魔獣たちも驚くのかと感心しながら、魔力を練り、力ある言葉放ち跳び、更に魔力を集め練り、両手を真下に突き出して力ある言葉を放つ!

「雷神の槍!」

無数の雷の槍が魔獣たちに降りそそぎ貫き電撃を流し、燃やす。

落下しながら、魔力を集め練ろうとする瞬間、空を飛ぶ魔獣に襲われ吹っ飛ばされ地面に叩きつけられる。

叩きつけられ、動けなくなったところに魔獣たちが、襲って来た。

調子に乗りすぎた結果、やられるのかな?等とボンヤリと考える。

『自分自身の魔力を使わんかい!』

神の目がツッコミをいれてきた。

自分の魔力を使うと言う、魔法使いなら当たり前の事を、僕はやったことがない。しかし、やるしかないと思い、集中し自分の中の魔力を練りイメージを作り上げ、言葉と共に魔力を放つ。

「風神の壁!」

暴風が巻き起こり、魔獣たちを吹き飛ばす。

身体の痛みに何とか耐えてヨロヨロ起ち上がり、呼吸を整え状況を確認する。

魔獣たちが唸り、身構えるが動こうとしない。

膠着状態は、身体の痛みで魔法に集中出来ない今はありがたいのだが、魔獣たちが動揺している。

『汝、悪魔は倒された。魔獣たちは戦意を失っているぞ。』

師匠が悪魔を倒したって事か。

魔獣たちを使役していた悪魔が居なくなり、魔獣たちが支配下から解放されて動揺し、浮き足だったのか。

それならばと、体の痛みを堪えて魔法を幾つも放ち、魔獣たちを倒しながらなんとか進み、アレンさんたちに合流した。

「よう!まさか、ボウズが来るとはな」

アレンさんが笑顔で話しかけてくる。

一応、全員無事な様で安心した。

お互いに無事合流し、更に魔獣たち相手に戦い続ける。

しばらく経ち、魔獣たちが逃げ始めた。

「やれやれ、やっと終わりですかね」

カイラスさんが逃げ遅れた魔獣を倒しながら言う。

「よくも生き残れたものね」

ショートソードを地面に刺し、全身で息をしているようなリィズさんは、完全に座り込んでいた。

「伊達に上位冒険者チームを名乗っていないってことさ」

ロンドさんも座り込む様で、周りを見ると全員が座り込んでいた。

神の目を使い、魔獣たちが潜んでいないか確認し、安全だと分かった瞬間、僕も膝から崩れて座り込んだ。

しばらく誰も話せず、荒い呼吸ばかりであったが、徐々に呼吸を整えたのか、静まりかえってきた。

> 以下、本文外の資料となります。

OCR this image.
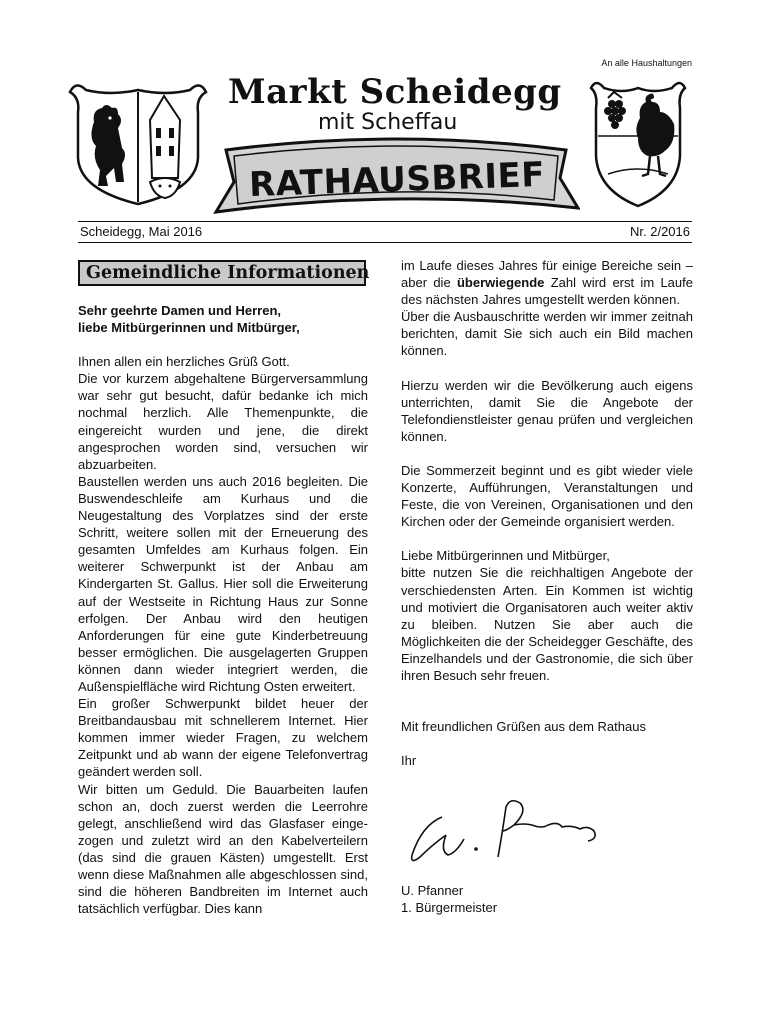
An alle Haushaltungen
Markt Scheidegg
mit Scheffau
RATHAUSBRIEF
Scheidegg, Mai 2016	Nr. 2/2016
Gemeindliche Informationen

Sehr geehrte Damen und Herren,

liebe Mitbürgerinnen und Mitbürger,

Ihnen allen ein herzliches Grüß Gott.

Die vor kurzem abgehaltene Bürgerversammlung war sehr gut besucht, dafür bedanke ich mich nochmal herzlich. Alle Themenpunkte, die eingereicht wurden und jene, die direkt angesprochen worden sind, versuchen wir abzuarbeiten.

Baustellen werden uns auch 2016 begleiten. Die Buswendeschleife am Kurhaus und die Neugestaltung des Vorplatzes sind der erste Schritt, weitere sollen mit der Erneuerung des gesamten Umfeldes am Kurhaus folgen. Ein weiterer Schwerpunkt ist der Anbau am Kindergarten St. Gallus. Hier soll die Erweiterung auf der Westseite in Richtung Haus zur Sonne erfolgen. Der Anbau wird den heutigen Anforderungen für eine gute Kinderbetreuung besser ermöglichen. Die ausgelagerten Gruppen können dann wieder integriert werden, die Außenspielfläche wird Richtung Osten erweitert.

Ein großer Schwerpunkt bildet heuer der Breitbandausbau mit schnellerem Internet. Hier kommen immer wieder Fragen, zu welchem Zeitpunkt und ab wann der eigene Telefonvertrag geändert werden soll.

Wir bitten um Geduld. Die Bauarbeiten laufen schon an, doch zuerst werden die Leerrohre gelegt, anschließend wird das Glasfaser eingezogen und zuletzt wird an den Kabelverteilern (das sind die grauen Kästen) umgestellt. Erst wenn diese Maßnahmen alle abgeschlossen sind, sind die höheren Bandbreiten im Internet auch tatsächlich verfügbar. Dies kann

im Laufe dieses Jahres für einige Bereiche sein – aber die überwiegende Zahl wird erst im Laufe des nächsten Jahres umgestellt werden können.

Über die Ausbauschritte werden wir immer zeitnah berichten, damit Sie sich auch ein Bild machen können.

Hierzu werden wir die Bevölkerung auch eigens unterrichten, damit Sie die Angebote der Telefondienstleister genau prüfen und vergleichen können.

Die Sommerzeit beginnt und es gibt wieder viele Konzerte, Aufführungen, Veranstaltungen und Feste, die von Vereinen, Organisationen und den Kirchen oder der Gemeinde organisiert werden.

Liebe Mitbürgerinnen und Mitbürger,

bitte nutzen Sie die reichhaltigen Angebote der verschiedensten Arten. Ein Kommen ist wichtig und motiviert die Organisatoren auch weiter aktiv zu bleiben. Nutzen Sie aber auch die Möglichkeiten die der Scheidegger Geschäfte, des Einzelhandels und der Gastronomie, die sich über ihren Besuch sehr freuen.

Mit freundlichen Grüßen aus dem Rathaus

Ihr

U. Pfanner

1. Bürgermeister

僕は仰向けになっていて、空を見るとまだ夜明け前であった。

少し回復したようだが、皆座り込んだままか、寝転がったまま考えていたが、多分、1番元気な僕が皆を小屋まで連れて行くべきだなとあたふたしている間に、師匠が近づいていた。

「お疲れさんだな。アレン」

師匠にしては軽い挨拶だな、一仕事終えたからかな。

「シファさん、悪魔5人相手に勝つとは流石ですね」

「いや、悪魔そのものには逃げられたよ。下位の悪魔だけさ。そんな事よりも、とりあえずは小屋に戻って休もう、折角勝ったのに風邪を引きたくもないだろう?さぁ」

師匠がアレンさんに手を差し伸べる。

アレンさんが手を取り、起ち上がる。

皆、ヨロヨロと起ち上がると、誰ともなく勝ち鬨を発した。

何となく皆を見回すと、お互い見ているようで、ひとしきり笑いあい、そうして、フラつきながらも小屋に帰り、それぞれの部屋に戻ってひたすら眠った。